Duncan Eagles – Citizen
(Ropeadope. RAD443. CD Review by Patrick Hadfield)
Saxophonist Duncan Eagles may be most familiar from his work with the trio Partikel; for this CD of compositions reflecting a more personal approach he’s put together an outstanding quintet to bring out a rather different sound. Melody is more to the fore than on his previous work, and the set even includes a couple hummable tunes which manage to work their way into one’s brain.
He is helped by assembling an excellent supporting cast. With David Preston on guitar and Matt Robinson on piano, Eagles makes the most of the depth of texture that two chordal instruments allows. The two complement each other, Robinson adding a touch of contemplation to the quieter passages whilst Preston creates sounds which spread out like ripples over a pond.
They are joined by Max Luthert on bass and drummer Dave Hamblett – both on fine form. Luthert plays some beautiful solos in the softer moments, and Hamblett drives and pushes the music without ever being overbearing.
Eagles’ compositions seem upbeat and optimistic, perhaps against the grain of the times. Mostly mid-tempo, they are full of life. Riad, named for the houses Eagles saw in Marrakech, is a lively number featuring some ethereal guitar work by Preston. On Folk Song, the guitar is sometimes drone-like, making Eagles’ saxophone resemble bagpipes. The track also features an excellent solo by Robinson, exploring different avenues as he builds the intensity.
Conquistador is perhaps the exception, a slightly mournful, slow piece featuring Eagles’ tenor over rumbling drums, bass and piano. The saxophone is breathy and moody, almost yearning.
The CD closes with Midnight Mass, a slow, evocative piece in which Robinson’s gently contemplative piano leads the listener in until Eagles‘ sax opens up – a big, spacious, soulful sound.

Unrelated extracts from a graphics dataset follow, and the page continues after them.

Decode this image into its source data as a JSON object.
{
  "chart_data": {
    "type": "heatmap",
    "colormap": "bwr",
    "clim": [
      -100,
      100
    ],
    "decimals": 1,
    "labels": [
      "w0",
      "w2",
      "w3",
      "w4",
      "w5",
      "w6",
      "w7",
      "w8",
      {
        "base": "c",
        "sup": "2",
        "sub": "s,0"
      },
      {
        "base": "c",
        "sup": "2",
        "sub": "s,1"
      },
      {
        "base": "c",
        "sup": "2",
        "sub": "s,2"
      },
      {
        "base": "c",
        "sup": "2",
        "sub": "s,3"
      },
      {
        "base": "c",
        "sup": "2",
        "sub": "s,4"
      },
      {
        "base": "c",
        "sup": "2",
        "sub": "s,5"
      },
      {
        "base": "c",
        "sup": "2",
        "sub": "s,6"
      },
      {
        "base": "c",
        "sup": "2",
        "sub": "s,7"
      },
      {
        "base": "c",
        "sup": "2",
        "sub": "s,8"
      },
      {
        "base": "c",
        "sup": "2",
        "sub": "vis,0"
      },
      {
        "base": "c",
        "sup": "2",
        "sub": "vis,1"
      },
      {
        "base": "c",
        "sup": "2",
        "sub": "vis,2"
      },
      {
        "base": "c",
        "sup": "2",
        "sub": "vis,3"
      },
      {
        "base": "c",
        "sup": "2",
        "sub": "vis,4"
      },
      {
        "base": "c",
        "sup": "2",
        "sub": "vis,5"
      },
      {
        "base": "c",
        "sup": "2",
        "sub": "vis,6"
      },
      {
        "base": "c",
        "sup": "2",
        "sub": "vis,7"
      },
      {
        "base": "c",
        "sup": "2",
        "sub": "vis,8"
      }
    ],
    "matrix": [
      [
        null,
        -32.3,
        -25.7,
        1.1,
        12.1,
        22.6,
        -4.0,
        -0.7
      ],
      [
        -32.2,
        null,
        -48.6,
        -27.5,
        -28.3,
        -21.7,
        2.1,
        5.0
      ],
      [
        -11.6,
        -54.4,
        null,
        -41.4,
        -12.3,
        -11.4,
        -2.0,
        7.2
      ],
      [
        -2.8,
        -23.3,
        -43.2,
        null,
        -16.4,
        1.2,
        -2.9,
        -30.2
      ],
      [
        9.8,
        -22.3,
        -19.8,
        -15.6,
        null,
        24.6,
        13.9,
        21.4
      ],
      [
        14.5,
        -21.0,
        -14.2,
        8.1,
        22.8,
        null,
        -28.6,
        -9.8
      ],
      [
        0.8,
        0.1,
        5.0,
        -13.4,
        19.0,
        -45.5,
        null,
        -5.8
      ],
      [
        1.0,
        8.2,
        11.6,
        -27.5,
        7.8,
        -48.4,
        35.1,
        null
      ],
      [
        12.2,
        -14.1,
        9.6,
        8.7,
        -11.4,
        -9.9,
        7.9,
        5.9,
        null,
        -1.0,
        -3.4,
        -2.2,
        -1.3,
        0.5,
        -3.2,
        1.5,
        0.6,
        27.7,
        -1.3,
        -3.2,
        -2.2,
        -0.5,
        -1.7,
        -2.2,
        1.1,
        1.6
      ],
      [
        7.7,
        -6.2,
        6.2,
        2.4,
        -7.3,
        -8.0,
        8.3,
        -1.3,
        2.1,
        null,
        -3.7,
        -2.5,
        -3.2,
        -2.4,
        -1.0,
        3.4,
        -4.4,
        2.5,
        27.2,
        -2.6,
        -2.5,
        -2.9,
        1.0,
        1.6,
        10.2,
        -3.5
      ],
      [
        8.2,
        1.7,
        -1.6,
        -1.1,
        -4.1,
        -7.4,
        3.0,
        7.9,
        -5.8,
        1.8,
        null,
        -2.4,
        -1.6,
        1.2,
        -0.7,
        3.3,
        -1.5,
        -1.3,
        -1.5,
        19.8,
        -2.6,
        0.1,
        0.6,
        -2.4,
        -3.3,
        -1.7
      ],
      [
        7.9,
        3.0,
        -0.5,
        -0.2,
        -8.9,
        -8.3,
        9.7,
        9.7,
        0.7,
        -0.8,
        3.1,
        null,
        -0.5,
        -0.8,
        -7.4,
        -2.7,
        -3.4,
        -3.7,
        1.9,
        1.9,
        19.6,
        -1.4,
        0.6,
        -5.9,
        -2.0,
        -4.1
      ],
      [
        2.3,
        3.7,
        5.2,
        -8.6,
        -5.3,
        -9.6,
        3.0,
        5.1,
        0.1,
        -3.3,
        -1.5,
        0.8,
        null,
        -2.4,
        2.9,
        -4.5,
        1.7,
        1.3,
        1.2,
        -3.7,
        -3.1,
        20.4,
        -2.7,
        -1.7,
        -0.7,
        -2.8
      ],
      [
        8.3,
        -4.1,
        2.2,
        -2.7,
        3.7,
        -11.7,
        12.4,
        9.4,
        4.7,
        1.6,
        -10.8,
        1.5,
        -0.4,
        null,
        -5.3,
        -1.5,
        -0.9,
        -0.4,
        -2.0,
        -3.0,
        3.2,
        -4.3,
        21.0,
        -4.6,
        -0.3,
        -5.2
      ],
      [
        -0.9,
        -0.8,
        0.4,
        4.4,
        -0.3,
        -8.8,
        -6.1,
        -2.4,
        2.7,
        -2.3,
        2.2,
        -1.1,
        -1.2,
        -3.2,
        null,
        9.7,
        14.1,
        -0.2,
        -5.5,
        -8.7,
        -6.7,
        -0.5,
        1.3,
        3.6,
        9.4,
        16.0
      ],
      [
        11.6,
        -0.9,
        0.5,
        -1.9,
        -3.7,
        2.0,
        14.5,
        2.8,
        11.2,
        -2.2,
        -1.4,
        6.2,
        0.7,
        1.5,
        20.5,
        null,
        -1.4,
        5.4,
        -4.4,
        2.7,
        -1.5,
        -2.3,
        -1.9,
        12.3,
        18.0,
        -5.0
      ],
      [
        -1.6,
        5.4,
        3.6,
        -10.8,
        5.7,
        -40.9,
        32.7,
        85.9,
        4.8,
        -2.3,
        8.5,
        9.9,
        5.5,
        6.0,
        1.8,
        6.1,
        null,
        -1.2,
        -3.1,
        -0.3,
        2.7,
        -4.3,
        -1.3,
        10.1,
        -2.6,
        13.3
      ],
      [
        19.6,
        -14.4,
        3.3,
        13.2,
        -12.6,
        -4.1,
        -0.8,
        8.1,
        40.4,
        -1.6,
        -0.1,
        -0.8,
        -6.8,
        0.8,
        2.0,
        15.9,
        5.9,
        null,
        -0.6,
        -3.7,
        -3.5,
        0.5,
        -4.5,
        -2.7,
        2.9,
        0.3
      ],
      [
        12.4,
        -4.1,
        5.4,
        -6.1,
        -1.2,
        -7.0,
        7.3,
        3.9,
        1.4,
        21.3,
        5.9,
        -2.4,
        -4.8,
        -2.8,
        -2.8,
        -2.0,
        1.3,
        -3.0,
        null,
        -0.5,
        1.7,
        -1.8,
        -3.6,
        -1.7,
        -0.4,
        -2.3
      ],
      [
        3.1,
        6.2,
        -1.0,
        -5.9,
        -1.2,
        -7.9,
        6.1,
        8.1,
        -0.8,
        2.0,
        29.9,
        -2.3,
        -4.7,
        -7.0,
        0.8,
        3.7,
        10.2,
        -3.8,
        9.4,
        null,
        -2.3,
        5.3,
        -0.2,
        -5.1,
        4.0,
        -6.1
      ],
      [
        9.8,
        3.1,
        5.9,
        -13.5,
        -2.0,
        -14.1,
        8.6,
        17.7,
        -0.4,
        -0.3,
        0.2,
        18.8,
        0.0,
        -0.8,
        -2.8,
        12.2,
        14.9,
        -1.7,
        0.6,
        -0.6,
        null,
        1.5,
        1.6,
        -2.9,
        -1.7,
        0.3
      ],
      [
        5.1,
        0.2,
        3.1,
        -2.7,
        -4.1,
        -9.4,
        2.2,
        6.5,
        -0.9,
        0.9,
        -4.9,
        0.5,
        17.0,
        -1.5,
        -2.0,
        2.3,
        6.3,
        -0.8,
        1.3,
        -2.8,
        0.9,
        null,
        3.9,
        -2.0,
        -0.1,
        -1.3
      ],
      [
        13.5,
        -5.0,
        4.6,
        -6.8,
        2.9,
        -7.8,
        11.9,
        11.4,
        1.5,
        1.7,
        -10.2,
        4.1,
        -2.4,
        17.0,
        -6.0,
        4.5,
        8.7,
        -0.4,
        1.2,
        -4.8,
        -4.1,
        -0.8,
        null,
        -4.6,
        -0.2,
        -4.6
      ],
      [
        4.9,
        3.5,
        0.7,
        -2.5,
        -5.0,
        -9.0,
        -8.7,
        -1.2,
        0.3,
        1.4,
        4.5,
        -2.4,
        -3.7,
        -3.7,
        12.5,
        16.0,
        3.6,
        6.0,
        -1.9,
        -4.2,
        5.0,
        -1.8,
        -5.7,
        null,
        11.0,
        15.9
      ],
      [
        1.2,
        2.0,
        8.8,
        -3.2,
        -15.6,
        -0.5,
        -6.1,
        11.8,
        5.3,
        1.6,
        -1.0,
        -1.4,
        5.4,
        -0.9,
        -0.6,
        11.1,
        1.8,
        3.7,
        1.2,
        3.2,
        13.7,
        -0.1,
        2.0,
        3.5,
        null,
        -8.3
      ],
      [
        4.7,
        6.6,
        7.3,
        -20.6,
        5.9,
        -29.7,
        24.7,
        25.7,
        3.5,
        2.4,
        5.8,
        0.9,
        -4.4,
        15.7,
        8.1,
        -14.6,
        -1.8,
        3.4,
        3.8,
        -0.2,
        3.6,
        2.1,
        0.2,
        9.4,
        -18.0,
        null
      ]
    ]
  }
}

This is, of course, Eagles’ album. He’s collected together a series of compositions well suited to the rich tone of his tenor. His soprano playing is lighter, as if flying over the rooftops in Riad. He includes an epigram on the CD cover from pianist Randy Weston: “we all have music in us… and music is supposed to put you in tune with nature”. This bright, confident collection gives us an insight into Eagles’ nature.
Duncan Eagles plays the Royal Festival Hall Foyer in London on 22 March and The Verdict in Brighton on 29 March.